Bien qu’il eût la cinquantaine, il était encore frais et joli. Il était bon, frivole, bel esprit, beau diseur, facile, enjoué, et, en fait d’opinions philosophiques, de l’avis de tous ceux à qui il parlait, car la question pour lui n’était pas de persuader, mais de plaire. Il me sauta au cou et me combla d’éloges dont je fis bon marché quant à lui, sachant qu’il en était prodigue avec tout le monde, mais dont je lui sus plus de gré qu’à l’ordinaire, à cause du plaisir que madame d’Ionis parut prendre à les écouter. Il vanta mes grands talents comme avocat et comme poète, et me força de réciter quelques vers qui parurent goûtés plus qu’ils ne valaient. Madame d’Ionis, après m’avoir complimenté d’un air ému et sincère, nous laissa ensemble pour vaquer aux soins de sa maison.
L’abbé me parla de mille choses qui ne m’intéressaient pas. J’aurais voulu être seul pour rêver, pour me retracer chaque mot, chaque geste de madame d’Ionis. L’abbé s’attacha à moi, me suivit partout et me fit mille contes ingénieux que je donnai au diable. Enfin la conversation prit un vif intérêt pour moi, quand il voulut bien la replacer sur le terrain brûlant de mes rapports avec madame d’Ionis.

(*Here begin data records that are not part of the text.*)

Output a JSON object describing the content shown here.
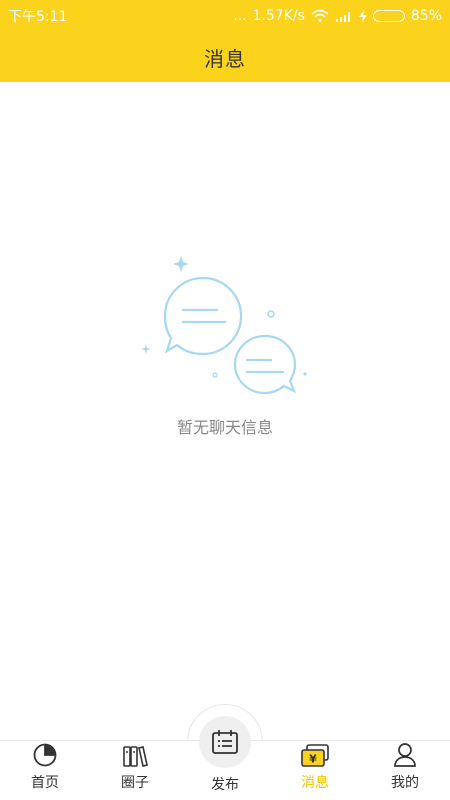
{
  "status_bar": {
    "time": "下午5:11",
    "dots": "...",
    "network_speed": "1.57K/s",
    "battery_percent": "85%",
    "battery_level": 0.85
  },
  "header": {
    "title": "消息"
  },
  "empty_state": {
    "message": "暂无聊天信息"
  },
  "nav": {
    "items": [
      {
        "label": "首页",
        "icon": "pie-chart-icon"
      },
      {
        "label": "圈子",
        "icon": "books-icon"
      },
      {
        "label": "发布",
        "icon": "calendar-list-icon"
      },
      {
        "label": "消息",
        "icon": "yen-cards-icon",
        "active": true
      },
      {
        "label": "我的",
        "icon": "user-icon"
      }
    ]
  },
  "colors": {
    "brand_yellow": "#fcd31c",
    "active_text": "#f5c400",
    "illustration_blue": "#a6d8f2"
  }
}
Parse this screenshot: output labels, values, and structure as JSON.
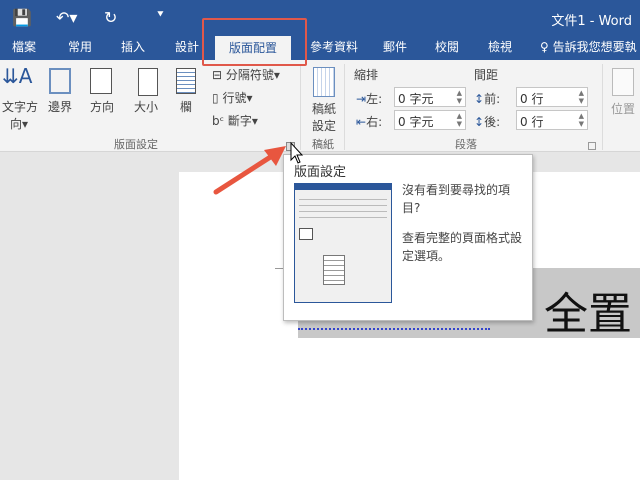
{
  "window": {
    "title": "文件1 - Word"
  },
  "quick_access": {
    "icons": [
      "save-icon",
      "undo-icon",
      "redo-icon",
      "customize-icon"
    ]
  },
  "tabs": [
    "檔案",
    "常用",
    "插入",
    "設計",
    "版面配置",
    "參考資料",
    "郵件",
    "校閱",
    "檢視"
  ],
  "active_tab": "版面配置",
  "tell_me": "告訴我您想要執",
  "ribbon": {
    "page_setup": {
      "text_direction": "文字方",
      "text_direction2": "向",
      "margins": "邊界",
      "orientation": "方向",
      "size": "大小",
      "columns": "欄",
      "breaks": "分隔符號",
      "line_numbers": "行號",
      "hyphenation": "斷字",
      "group": "版面設定"
    },
    "manuscript": {
      "label1": "稿紙",
      "label2": "設定",
      "group": "稿紙"
    },
    "paragraph": {
      "indent": "縮排",
      "spacing": "間距",
      "left": "左:",
      "right": "右:",
      "before": "前:",
      "after": "後:",
      "left_val": "0 字元",
      "right_val": "0 字元",
      "before_val": "0 行",
      "after_val": "0 行",
      "group": "段落"
    },
    "arrange": {
      "position": "位置"
    }
  },
  "document": {
    "text": "全置"
  },
  "tooltip": {
    "title": "版面設定",
    "line1": "沒有看到要尋找的項目?",
    "line2": "查看完整的頁面格式設定選項。"
  },
  "colors": {
    "accent": "#2b579a",
    "highlight_box": "#e0584a",
    "arrow": "#e8563f"
  }
}
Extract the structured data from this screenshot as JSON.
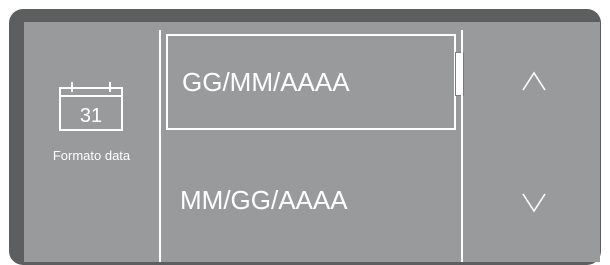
{
  "setting": {
    "icon": "calendar-icon",
    "day_number": "31",
    "label": "Formato data"
  },
  "options": [
    {
      "label": "GG/MM/AAAA",
      "selected": true
    },
    {
      "label": "MM/GG/AAAA",
      "selected": false
    }
  ],
  "navigation": {
    "up_icon": "chevron-up-icon",
    "down_icon": "chevron-down-icon"
  },
  "colors": {
    "screen": "#989a9c",
    "bezel": "#5d5e60",
    "foreground": "#ffffff"
  }
}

– Je sais ce qui vous amène ici, me dit-il. Elle m’en avait parlé d’avance. Sans savoir le jour de votre visite, elle vous attendait. Votre père ne veut pas qu’elle se ruine, et il a parbleu bien raison ! Mais il ne la convaincra pas, et il faudra vous brouiller avec elle ou la laisser faire à sa tête. Si elle croyait aux dames vertes, à la bonne heure ! Vous pourriez les faire parler à son intention ; mais elle n’y croit pas plus que vous et moi !
– Madame d’Ionis prétend cependant que vous y croyez un peu, monsieur l’abbé !

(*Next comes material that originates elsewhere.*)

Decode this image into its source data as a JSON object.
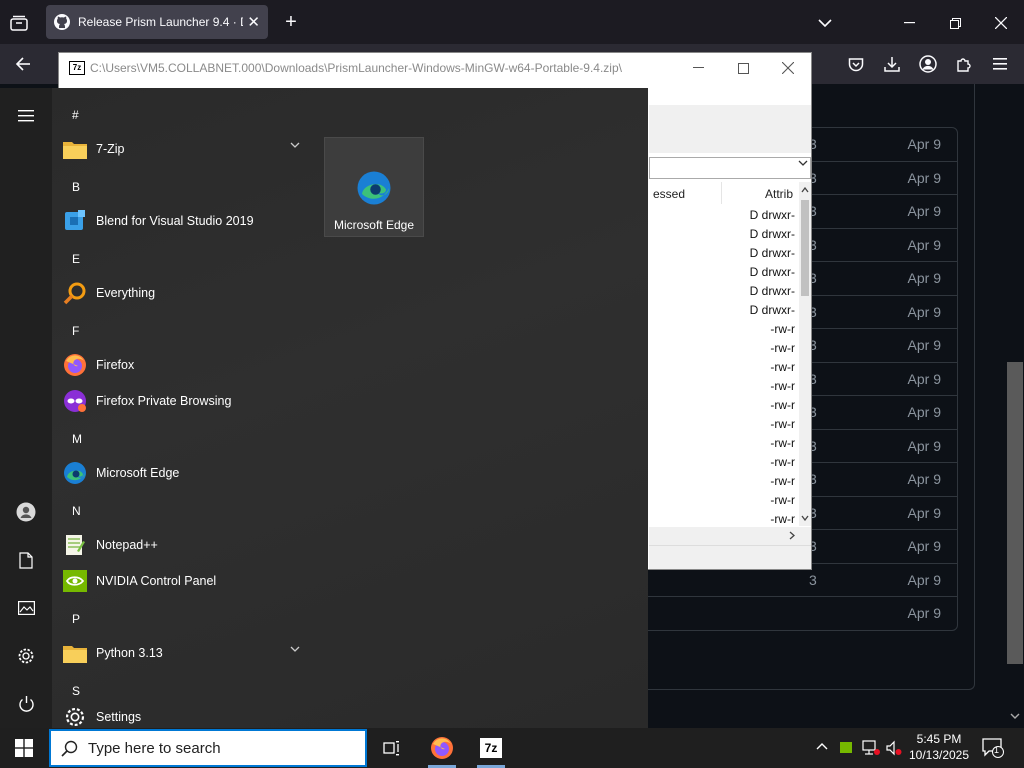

– Moi ? elle vous l’a dit ? Oui, oui, je sais qu’elle traite son petit ami de grand poltron ! Eh bien, chantez le duo avec elle ; je n’ai pas peur des dames vertes, je n’y crois pas ; mais je suis sûr d’une chose qui me fait peur, c’est de les avoir vues.
– Comment donc arrangez-vous ces choses contradictoires.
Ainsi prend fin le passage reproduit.